The market was also scratching its head over China's growth prospects, Yergin said.
"The big worry is (whether) China (is) going to be the engine not of economic growth in the world but the engine of an economic downturn which would affect demand; that is one of the uncertainties that here in the January of 2016, we don't know the answer," he said.
Speaking to CNBC on Wednesday, Doug Gordon, senior portfolio manager at Russell Investments, agreed on the risks posed by the world's second-largest economy.
"We've transplanted the fears and risks coming from China and supplanted those with low oil price. It's a case where what happens in China.. doesn't seem to stay in China," Gordon said.
On the demand side, oil consumption was holding firm, with growth in 2015 more than doubling on 2014 as Americans drove more due to low gasoline prices. Demand growth in 2016 would likely not beat 2015 but would still outperform 2014, Yergin predicted.
While there were now revised forecasts for even lower oil prices, with Standard Chartered calling $10 a barrel, Yergin said the industry would need to run out of storage space to that depressed level — a situation that IHS's data does not support.
Justifying the bold call, StanChart said that oil prices were being moved almost entirely by financial flows caused by fluctuations in other asset prices, which meant that no fundamental relationship was driving the market towards any equilibrium.
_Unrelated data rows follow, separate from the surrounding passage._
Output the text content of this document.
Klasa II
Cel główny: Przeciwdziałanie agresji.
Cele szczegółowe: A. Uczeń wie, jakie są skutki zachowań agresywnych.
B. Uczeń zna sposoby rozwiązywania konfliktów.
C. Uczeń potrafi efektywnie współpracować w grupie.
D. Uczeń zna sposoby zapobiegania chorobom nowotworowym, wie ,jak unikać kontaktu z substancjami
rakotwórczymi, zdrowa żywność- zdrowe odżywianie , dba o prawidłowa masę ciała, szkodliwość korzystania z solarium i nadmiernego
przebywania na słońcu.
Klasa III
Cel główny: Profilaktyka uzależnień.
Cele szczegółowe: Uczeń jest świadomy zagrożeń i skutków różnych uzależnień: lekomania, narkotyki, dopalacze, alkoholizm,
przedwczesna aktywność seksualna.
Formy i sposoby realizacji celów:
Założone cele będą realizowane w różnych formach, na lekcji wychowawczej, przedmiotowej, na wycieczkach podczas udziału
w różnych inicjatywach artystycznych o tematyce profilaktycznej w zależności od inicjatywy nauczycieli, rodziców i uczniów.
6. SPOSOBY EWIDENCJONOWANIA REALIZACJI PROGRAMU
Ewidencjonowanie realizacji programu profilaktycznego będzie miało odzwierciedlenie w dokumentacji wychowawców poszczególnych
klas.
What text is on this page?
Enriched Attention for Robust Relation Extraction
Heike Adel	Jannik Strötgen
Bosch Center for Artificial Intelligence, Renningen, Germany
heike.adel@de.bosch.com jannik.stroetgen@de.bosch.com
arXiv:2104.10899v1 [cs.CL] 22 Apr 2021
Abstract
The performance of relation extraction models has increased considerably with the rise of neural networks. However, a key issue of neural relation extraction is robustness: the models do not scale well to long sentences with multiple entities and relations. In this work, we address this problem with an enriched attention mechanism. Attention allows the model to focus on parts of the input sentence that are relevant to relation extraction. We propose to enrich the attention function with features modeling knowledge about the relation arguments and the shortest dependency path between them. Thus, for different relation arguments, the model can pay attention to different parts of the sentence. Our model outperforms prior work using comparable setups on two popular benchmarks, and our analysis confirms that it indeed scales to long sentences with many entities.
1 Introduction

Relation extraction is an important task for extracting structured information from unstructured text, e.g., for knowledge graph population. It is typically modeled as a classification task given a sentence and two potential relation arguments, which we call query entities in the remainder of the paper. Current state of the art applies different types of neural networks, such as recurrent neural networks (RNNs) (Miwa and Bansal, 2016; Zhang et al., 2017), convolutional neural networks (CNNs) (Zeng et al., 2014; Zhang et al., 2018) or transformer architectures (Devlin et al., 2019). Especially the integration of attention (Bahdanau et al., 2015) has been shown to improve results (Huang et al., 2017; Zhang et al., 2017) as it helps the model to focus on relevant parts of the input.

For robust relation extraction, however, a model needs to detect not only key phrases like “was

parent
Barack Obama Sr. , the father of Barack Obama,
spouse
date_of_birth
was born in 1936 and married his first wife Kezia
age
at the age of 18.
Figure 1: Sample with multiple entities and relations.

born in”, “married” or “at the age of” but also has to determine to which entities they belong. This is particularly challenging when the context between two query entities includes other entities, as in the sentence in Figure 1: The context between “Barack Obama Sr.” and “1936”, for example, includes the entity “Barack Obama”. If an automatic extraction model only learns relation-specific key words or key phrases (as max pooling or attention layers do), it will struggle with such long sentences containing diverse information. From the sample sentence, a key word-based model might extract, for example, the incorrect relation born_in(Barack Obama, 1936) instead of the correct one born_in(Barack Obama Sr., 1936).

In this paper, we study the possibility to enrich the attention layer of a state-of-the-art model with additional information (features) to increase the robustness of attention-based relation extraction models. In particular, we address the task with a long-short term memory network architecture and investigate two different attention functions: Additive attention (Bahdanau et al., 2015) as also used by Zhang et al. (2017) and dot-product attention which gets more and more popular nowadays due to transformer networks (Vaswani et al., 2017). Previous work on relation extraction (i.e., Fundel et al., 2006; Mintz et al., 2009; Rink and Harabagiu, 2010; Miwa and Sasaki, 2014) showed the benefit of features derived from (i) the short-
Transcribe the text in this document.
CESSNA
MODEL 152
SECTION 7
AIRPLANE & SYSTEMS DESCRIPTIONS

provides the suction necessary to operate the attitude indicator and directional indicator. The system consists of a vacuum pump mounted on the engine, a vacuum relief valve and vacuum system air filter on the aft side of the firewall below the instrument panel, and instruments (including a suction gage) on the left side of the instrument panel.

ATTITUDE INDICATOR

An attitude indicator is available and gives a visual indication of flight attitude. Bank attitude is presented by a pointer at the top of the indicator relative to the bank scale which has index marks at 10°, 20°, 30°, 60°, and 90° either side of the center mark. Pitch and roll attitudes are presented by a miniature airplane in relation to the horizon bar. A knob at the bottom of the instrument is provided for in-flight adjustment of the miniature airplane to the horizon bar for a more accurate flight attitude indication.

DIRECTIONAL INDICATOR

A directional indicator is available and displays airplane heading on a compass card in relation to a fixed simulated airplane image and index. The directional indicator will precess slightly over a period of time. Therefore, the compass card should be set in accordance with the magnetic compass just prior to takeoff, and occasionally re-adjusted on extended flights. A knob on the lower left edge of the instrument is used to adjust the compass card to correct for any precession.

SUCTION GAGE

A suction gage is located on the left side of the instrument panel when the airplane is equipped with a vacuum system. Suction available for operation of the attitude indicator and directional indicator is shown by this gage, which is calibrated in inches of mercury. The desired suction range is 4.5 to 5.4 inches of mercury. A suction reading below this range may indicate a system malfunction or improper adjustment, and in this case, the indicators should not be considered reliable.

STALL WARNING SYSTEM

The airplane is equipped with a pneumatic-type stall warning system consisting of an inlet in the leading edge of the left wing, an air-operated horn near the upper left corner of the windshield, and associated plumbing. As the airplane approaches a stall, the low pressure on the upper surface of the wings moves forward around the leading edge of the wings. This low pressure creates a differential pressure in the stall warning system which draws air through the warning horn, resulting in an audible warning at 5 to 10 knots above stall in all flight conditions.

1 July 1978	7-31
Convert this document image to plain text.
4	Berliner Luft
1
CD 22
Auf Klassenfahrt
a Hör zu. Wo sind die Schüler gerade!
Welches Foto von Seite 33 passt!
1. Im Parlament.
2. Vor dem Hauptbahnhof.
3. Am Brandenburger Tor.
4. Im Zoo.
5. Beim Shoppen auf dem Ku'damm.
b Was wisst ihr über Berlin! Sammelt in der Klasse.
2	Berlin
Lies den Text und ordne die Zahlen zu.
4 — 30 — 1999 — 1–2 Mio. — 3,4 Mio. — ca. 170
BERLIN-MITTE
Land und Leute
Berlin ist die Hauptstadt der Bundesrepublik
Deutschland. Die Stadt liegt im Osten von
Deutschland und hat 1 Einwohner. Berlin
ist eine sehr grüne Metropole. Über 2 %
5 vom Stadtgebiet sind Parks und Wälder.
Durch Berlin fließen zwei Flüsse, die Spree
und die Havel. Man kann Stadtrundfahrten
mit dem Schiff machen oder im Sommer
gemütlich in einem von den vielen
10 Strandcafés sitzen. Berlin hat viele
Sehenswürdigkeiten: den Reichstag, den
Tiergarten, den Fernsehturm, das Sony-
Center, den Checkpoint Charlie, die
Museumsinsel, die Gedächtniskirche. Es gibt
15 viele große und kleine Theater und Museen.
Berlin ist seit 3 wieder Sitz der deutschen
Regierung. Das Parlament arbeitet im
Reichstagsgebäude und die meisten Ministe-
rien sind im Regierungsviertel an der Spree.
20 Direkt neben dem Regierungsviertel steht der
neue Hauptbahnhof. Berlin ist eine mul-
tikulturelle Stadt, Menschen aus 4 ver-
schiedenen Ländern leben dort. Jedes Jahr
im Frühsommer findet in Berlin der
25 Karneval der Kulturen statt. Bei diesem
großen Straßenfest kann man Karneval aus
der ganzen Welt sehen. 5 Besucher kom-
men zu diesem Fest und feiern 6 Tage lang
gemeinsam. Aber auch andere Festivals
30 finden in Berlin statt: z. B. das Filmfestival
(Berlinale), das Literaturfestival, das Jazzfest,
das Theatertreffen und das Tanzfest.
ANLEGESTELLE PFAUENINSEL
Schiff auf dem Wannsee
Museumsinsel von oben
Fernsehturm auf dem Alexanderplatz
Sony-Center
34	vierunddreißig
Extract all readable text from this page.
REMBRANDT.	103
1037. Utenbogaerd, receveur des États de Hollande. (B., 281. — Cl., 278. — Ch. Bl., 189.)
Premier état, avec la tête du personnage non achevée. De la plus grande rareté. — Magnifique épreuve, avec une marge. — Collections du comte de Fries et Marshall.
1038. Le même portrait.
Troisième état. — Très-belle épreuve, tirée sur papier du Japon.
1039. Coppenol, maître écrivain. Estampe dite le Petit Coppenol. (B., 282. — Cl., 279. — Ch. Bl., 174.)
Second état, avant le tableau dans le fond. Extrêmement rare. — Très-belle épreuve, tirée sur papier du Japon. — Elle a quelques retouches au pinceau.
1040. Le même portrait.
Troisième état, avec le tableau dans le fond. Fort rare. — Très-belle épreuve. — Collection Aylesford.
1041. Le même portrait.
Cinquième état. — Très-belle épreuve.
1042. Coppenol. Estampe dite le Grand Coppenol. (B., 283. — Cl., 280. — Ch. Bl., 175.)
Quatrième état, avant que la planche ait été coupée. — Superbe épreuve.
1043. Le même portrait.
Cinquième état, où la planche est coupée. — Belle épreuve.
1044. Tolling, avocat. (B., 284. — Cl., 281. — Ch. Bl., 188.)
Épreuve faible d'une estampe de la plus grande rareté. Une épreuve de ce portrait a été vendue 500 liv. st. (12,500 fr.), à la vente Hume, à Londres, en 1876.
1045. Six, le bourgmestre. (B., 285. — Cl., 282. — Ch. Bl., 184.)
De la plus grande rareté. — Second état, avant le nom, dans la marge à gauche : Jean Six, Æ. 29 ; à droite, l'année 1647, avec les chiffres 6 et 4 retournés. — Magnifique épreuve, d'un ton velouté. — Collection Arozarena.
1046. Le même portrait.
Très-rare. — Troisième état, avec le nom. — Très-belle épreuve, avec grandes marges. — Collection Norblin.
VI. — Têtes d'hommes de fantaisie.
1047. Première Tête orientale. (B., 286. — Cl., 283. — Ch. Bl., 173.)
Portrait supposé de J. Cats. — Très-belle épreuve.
"With Saudi Arabian oil spokespeople remaining relatively quiet as prices fall, and with high inventories and the expectation of more supply blunting any potential market concern over geopolitical tensions, the sources of short-run support are fairly limited. In the extreme case, the only definition of a floor would come when the entire market felt that prices had undershot too far," the bank's analysts wrote.
The last time crude oil fell to $10 was between 1996 and 1998, when the industry ran out of storage space.
The oil selloff only two weeks into 2016 had spooked markets and accelerated a decline that has pushed prices down by about two-thirds since July 2014. Since the beginning of the year, oil has lost almost 20 percent, with U.S. WTI light sweet crude slipping below $30 a barrel for the first time in 12 years overnight.
Oil prices rebounded on Wednesday in Asian hours, with WTI jumping as much as 2.2 percent, although prices were still below $31 a barrel. The global benchmark, Brent crude, rose as much as 1.6 percent and was last up 0.5 percent at $31.02 a barrel.
According to trade data released today, China's crude oil imports hit a record 7.82 million barrels a day in December, as the world's second largest oil consumer stocked up its strategic reserves on the back of low prices.
The price gains also come after U.S. crude oil stocks unexpected decline in U.S. stocks of 3.9 million barrels last week, data from industry group American Petroleum Institute showed.
"There's nothing magical between $29 to $31 (a barrel) but it does reflect this kind of downward momentum ... Psychologically, it's looming there, even more than $40 did, just because it's been such as shock how far prices have come down. [People thought] $100 a barrel was going to be there forever," Yergin said.
IG market analyst Lucas Evans said that as oil producers are pushed out of business, the forces of supply and demand would rebalance.
"The question is where the supply cuts will come from," he said said in a note.
British oil and gas company BP announced plans on Tuesday to cut 5 percent of its 80,000 global workforce amid the oil downturn, with cuts mostly from the upstream segment.
— Reuters contributed to this report.